In 1981 he was elected as member of Belfast City Council, defeating Gerry Fitt who was a Westminster MP as well as a Belfast councillor.

The election of O'Hare, and of other candidates who stood in support of the H-Block prisoners during this period, occurred within the context of an ongoing debate within the H-Block movement and within Sinn Féin with regard to the use of elections as a tactic for building support for the prisoners' campaign, and for the campaign for social and democratic rights in Ireland. Sinn Féin at this time had a policy of boycotting elections. On the National H Block Armagh Committee, O'Hare and others such as Bernadette Devlin McAliskey argued that participation in elections should be used as a tactic in the campaign. During this debate, McAliskey, supported by People's Democracy and others, stood as a candidate in the Northern Ireland constituency in support of the prisoners, in the election for the European Parliament in 1979, winning more than 30,000 votes. When Frank Maguire, a Westminster MP, died in 1981, People's Democracy and Bernadette Devlin McAliskey argued that a candidate should stand in the by-election to demonstrate the high level of support that existed for the prisoners. The outcome of this debate was that hunger-striker Bobby Sands was put forward as a candidate and elected to the Westminster parliament. After Sands' death, his election agent Owen Carron of Sinn Féin won the seat.

The substantial vote for Bernadette McAliskey in the 1979 European elections, the success of pro-H-Block candidates in the 1981 Council Elections, especially Fergus O'Hare "unceremoniously dumping Gerry Fitt from the seat he had occupied for twenty three years", the Westminster election victories of Bobby Sands and Owen Carron and the election of hunger-striker Kieran Doherty and republican prisoner Paddy Agnew in the Irish general election in June 1981, demonstrated the high level of support for the H-block prisoners, despite the assertions to the contrary by the British Government and others. These election results also helped resolve the debate within Sinn Féin in favour of using elections as part of the republican struggle. Later, in June 1983 Gerry Adams of Sinn Féin won a Westminster seat from Gerry Fitt and Sinn Féin went on to continued electoral success becoming the largest nationalist party elected to the 2007 Northern Ireland Assembly.

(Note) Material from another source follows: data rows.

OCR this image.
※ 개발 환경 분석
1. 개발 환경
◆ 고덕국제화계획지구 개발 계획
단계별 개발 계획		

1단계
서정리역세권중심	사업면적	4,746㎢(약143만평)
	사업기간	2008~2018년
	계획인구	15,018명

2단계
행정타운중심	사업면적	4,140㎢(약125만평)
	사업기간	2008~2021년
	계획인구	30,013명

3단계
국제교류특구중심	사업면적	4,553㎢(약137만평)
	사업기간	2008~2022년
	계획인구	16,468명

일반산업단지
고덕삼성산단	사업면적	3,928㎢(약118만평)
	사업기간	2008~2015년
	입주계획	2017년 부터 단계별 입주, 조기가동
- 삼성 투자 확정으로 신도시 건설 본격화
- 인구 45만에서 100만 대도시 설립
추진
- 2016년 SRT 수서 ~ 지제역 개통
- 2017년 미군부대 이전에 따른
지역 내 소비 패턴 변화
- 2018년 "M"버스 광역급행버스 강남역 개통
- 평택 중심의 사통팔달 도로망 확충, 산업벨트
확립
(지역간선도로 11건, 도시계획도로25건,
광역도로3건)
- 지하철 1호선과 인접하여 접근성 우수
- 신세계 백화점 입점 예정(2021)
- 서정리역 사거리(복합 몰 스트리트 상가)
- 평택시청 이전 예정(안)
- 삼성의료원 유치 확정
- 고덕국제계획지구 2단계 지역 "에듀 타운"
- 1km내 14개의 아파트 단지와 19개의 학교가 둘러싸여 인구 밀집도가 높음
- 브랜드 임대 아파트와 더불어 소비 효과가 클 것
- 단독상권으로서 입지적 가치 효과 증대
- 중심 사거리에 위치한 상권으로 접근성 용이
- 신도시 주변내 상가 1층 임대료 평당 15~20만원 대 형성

Ironically, those who led the argument that elections should be used to further the republican project in Ireland were subsequently sidelined electorally by a resurgent Sinn Féin, so that in the Assembly elections in 1982, O'Hare and the other People's Democracy candidates fared badly, their vote largely going to Sinn Féin candidates for Belfast West Belfast North.

In the 1990s, O'Hare became involved in the Irish language movement and in 1991 he helped set up and became the first head teacher of Meánscoil Feirste (later known as Coláiste Feirste): the first Irish language secondary school in northern Ireland). He served as a member of Comhairle na Gaelscolaíochta and Iontaobhas na Gaelscolaíochta; organisations set up after the Good Friday Agreement to help promote Irish language schools in Northern Ireland.

Later, he was involved with the establishment of Raidió Fáilte: the first legal Irish language radio station in Northern Ireland, of which he became manager in 2006. The station continues to broadcast in Irish in the Belfast area and throughout the world online.

In the early 1980s, Fergus O'Hare wrote a column in Fortnight, a Belfast-based politics and arts review magazine and for An Gael the magazine of the New York Irish Arts Centre. He published a history of the 1907 Belfast dockers and carters strike led by James Larkin, 'The divine gospel of discontent'. In 2007 he published a book in Irish on Irish flora, Mórbhealaí & Cúlbhealaí.